How could risks and savings be shared?
Provider networks need to agree how risks and savings will be shared.
SAVINGS
When the cost of providing care is less than the capitated budget, the provider network can either:
- Reinvest savings at a network level in improving care interventions or providing contingency funds should future care costs exceed capitated budgets
- Distribute shared savings to member providers
If the provider network chooses to distribute shared savings, it may choose one or a combination of the following:
- Equal share: all providers share equally in any savings.
- Linked to budget allocation: savings are shared in proportion to the budget allocation agreed for the model of care. This implicitly assumes that providers who were responsible for most activity are responsible for the majority of savings.
- Linked to equity: where the members have shared ownership of a new legal entity (e.g., corporate joint venture or fully integrated organisation), providers that have greatest equity receive the greatest share of the savings. This rewards providers who would be responsible for larger shares of any deficits.
- Linked to performance: savings shares can be linked to performance measures, such as service user experience or outcomes, agreed as part of the performance management system. This rewards the best performers. An example of how performance-linked savings could work is provided in the Supporting Material A: Discussion Paper Compendium.
- Prioritise savings for members who need investment: where some of the members need funds for investment which will help service users, reallocating savings can be an effective way to fund investment.
- Compensate members where budgets have fallen: Reallocating funds to support new models of care will see some providers lose out. Any shared savings could provide temporary compensation to these providers to help them with transition costs such as double running or stranded assets that are no longer needed.
DEFICITS
When the cost of providing care is greater than the capitated budget, the provider network will be responsible for the financial deficit. This could be met by any contingency fund the provider network has independently allocated or through insurance arrangements with commissioners. This is discussed in more detail in Chapter 8: How can commissioners align provider incentives?
Above these arrangements, deficits can be shared according to:
- Equal share: all providers share equally in any deficit.
- Linked to budget allocation: deficits are shared in proportion to the budget allocation agreed for the model of care. This implicitly assumes that providers who were responsible for most activity are responsible for the majority of overspends.
- Linked to equity: where the structure creates equity, linking deficits to equity exposes the owners with the most potential for savings to the possible costs.
- Linked to performance: poor performing providers who did not meet service standards could be penalised by being responsible for greater shares of the deficits.
- By ability to pay: larger providers who are likely to have larger capital reserves and therefore ability to manage risks would be responsible for managing deficits
CHECK AND CHALLENGE
- How will you share savings?
- How will you share deficits?
WHAT NEXT?
To implement a whole systems approach you will need to plan for and complete the following:
- Meet as providers to discuss and agree your vision for integrated care locally, aligned to the North West London pioneer vision.

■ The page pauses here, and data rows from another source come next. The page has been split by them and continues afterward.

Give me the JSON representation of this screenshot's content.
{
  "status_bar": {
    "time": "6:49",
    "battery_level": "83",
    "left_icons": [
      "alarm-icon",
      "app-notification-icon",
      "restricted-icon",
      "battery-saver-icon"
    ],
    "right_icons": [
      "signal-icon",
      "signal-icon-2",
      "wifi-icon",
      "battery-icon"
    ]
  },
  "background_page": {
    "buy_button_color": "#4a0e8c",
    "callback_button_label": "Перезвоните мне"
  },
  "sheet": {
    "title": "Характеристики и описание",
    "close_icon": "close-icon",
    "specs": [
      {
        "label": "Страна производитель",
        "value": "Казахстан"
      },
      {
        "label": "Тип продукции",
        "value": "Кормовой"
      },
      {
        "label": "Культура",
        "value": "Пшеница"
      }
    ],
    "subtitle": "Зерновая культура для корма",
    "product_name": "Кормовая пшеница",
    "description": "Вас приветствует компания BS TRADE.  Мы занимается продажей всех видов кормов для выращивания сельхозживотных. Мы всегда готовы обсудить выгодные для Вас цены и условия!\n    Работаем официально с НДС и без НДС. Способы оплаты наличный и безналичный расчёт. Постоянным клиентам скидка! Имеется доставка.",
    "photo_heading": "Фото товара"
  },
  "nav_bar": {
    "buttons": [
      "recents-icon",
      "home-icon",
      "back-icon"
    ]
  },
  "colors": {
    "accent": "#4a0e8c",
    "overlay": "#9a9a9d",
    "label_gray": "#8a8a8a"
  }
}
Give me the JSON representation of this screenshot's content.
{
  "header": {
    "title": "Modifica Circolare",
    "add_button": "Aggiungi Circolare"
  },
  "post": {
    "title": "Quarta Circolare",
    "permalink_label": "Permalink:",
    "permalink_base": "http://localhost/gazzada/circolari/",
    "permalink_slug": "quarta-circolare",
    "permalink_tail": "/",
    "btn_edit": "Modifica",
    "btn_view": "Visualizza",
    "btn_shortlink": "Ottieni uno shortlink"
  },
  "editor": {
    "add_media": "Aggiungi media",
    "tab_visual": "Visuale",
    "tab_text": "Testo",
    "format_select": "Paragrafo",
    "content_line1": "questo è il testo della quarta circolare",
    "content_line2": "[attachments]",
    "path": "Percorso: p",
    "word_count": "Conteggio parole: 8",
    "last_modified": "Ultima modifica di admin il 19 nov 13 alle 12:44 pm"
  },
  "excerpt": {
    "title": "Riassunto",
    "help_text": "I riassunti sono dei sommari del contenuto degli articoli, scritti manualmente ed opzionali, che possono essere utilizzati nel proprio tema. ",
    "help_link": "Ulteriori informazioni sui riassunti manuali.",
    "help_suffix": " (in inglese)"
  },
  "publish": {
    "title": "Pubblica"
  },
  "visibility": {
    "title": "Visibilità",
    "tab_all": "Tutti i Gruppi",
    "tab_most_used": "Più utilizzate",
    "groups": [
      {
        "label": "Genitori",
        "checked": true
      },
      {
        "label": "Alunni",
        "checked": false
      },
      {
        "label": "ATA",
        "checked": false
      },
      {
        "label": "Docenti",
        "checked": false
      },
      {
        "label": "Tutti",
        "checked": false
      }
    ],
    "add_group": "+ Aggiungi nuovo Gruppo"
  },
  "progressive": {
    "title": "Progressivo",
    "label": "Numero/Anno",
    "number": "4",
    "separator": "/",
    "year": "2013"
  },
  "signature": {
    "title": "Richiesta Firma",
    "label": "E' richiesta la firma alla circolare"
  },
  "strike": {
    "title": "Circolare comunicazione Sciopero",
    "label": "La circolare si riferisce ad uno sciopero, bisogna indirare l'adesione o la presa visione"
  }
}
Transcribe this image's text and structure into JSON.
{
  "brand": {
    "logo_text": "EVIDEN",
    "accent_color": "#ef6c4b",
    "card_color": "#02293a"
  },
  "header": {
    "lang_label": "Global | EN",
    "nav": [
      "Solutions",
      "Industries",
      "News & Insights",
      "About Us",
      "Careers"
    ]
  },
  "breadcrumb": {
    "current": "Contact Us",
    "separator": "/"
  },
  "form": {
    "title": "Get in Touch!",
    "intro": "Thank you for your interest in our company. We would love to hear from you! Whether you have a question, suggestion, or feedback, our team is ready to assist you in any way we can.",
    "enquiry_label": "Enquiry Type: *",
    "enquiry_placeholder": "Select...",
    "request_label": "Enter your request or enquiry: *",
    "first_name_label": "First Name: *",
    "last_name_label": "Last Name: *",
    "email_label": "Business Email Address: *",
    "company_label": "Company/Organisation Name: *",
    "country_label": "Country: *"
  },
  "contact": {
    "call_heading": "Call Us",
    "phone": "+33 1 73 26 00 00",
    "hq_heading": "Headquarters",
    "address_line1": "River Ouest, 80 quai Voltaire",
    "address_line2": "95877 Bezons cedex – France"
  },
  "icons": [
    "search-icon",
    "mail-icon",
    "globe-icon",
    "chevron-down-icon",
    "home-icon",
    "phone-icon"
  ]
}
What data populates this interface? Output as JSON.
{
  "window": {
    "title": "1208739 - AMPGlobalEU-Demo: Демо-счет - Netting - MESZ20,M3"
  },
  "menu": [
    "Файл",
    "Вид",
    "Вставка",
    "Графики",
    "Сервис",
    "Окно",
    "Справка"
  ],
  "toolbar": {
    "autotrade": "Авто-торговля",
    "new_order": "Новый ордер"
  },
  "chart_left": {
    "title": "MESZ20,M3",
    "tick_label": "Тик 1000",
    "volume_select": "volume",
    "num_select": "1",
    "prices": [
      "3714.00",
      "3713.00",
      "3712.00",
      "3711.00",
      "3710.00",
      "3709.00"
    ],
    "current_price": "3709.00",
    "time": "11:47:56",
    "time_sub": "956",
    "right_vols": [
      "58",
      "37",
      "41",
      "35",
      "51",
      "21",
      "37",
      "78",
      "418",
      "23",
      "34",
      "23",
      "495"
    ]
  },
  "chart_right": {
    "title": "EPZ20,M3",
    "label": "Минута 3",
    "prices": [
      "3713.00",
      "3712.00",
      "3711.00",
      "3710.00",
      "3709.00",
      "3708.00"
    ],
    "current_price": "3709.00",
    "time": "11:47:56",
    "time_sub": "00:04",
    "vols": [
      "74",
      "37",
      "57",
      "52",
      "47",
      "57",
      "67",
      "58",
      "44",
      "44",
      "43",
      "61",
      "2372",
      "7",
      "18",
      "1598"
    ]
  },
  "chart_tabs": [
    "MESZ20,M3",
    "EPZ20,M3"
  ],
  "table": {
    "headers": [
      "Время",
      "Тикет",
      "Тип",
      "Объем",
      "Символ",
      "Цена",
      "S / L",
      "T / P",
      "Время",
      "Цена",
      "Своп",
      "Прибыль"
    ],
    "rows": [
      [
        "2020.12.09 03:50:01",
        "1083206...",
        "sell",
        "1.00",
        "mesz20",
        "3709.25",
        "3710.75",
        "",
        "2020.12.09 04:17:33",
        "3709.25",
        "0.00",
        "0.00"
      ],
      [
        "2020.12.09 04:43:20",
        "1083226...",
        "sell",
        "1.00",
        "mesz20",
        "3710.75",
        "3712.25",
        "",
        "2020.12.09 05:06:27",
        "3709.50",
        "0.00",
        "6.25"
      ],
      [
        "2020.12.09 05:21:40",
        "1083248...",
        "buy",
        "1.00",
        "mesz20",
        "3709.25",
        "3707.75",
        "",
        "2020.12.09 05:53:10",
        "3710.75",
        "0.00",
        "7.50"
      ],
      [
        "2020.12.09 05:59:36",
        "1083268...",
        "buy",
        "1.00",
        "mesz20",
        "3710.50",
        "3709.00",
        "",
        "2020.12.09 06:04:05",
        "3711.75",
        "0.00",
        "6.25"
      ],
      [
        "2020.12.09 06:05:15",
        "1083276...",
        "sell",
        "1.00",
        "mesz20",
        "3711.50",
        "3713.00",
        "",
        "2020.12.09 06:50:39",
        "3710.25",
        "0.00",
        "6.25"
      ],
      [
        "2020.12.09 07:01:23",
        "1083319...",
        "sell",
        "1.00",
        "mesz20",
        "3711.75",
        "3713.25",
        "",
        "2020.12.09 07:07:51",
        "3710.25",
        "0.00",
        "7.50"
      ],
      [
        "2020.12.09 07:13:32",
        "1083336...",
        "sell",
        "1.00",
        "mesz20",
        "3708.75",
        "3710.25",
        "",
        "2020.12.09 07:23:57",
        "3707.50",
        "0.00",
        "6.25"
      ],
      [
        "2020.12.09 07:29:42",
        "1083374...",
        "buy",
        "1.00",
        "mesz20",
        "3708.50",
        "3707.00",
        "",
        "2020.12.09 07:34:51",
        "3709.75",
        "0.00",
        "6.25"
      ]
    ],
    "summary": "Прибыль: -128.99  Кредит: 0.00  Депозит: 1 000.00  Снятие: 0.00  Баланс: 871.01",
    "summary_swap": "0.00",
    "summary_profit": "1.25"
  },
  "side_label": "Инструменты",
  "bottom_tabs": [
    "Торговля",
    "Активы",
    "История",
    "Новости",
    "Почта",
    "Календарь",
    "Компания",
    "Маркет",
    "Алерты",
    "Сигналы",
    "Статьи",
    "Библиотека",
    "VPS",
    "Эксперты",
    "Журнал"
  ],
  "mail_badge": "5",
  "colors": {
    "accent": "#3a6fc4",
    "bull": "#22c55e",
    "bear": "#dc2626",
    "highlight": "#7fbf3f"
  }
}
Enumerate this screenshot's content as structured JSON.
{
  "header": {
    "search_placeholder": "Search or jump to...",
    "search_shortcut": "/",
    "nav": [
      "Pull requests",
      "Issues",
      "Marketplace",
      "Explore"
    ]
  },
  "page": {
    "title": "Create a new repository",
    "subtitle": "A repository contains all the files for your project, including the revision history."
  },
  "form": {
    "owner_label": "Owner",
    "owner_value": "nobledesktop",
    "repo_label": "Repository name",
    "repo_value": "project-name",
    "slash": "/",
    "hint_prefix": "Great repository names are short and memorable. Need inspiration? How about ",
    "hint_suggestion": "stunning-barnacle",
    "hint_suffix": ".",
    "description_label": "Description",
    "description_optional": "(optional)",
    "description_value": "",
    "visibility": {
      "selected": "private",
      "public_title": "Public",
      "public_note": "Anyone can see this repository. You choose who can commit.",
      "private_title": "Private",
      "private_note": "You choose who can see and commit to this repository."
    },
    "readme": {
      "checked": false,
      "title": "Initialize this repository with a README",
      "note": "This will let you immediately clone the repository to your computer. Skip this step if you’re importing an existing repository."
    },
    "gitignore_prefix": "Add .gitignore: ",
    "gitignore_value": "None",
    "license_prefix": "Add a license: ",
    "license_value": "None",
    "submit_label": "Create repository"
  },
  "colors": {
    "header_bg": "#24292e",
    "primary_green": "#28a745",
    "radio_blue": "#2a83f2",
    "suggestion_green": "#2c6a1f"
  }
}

- As you define and agree your collective vision, discuss with commissioners their objectives, the population groups they wish to prioritise for implementing new integrated approaches and the outcomes they want to be achieved More information on population groups is available in Chapter 4: What population groups do we want to include? and on outcomes in Chapter 5: What are the outcomes to be delivered?
- Discuss with other providers the models of care that would best achieve the outcomes for the service users. More information on interventions and models of care are available in Chapter 6: How do we innovate a new model of care working with users and carers?
- Test that all the providers who can support the model of care are willing to participate in the provider network
- Review provider network structures and discuss together which options could best enable model of care. More information on network structures are available in Supporting Material G: Legal Issues Compendium
- Work together to design decision-making processes for the provider network. More information on the issues to consider for provider network decision-making are available in Supporting Material G: Legal Issues Compendium.
- Agree allocation of resources. More information is available in Chapter 6: How do we innovate a new model of care working with users and carers?
- Agree performance management systems. Agree how any savings or deficits would be shared across the network.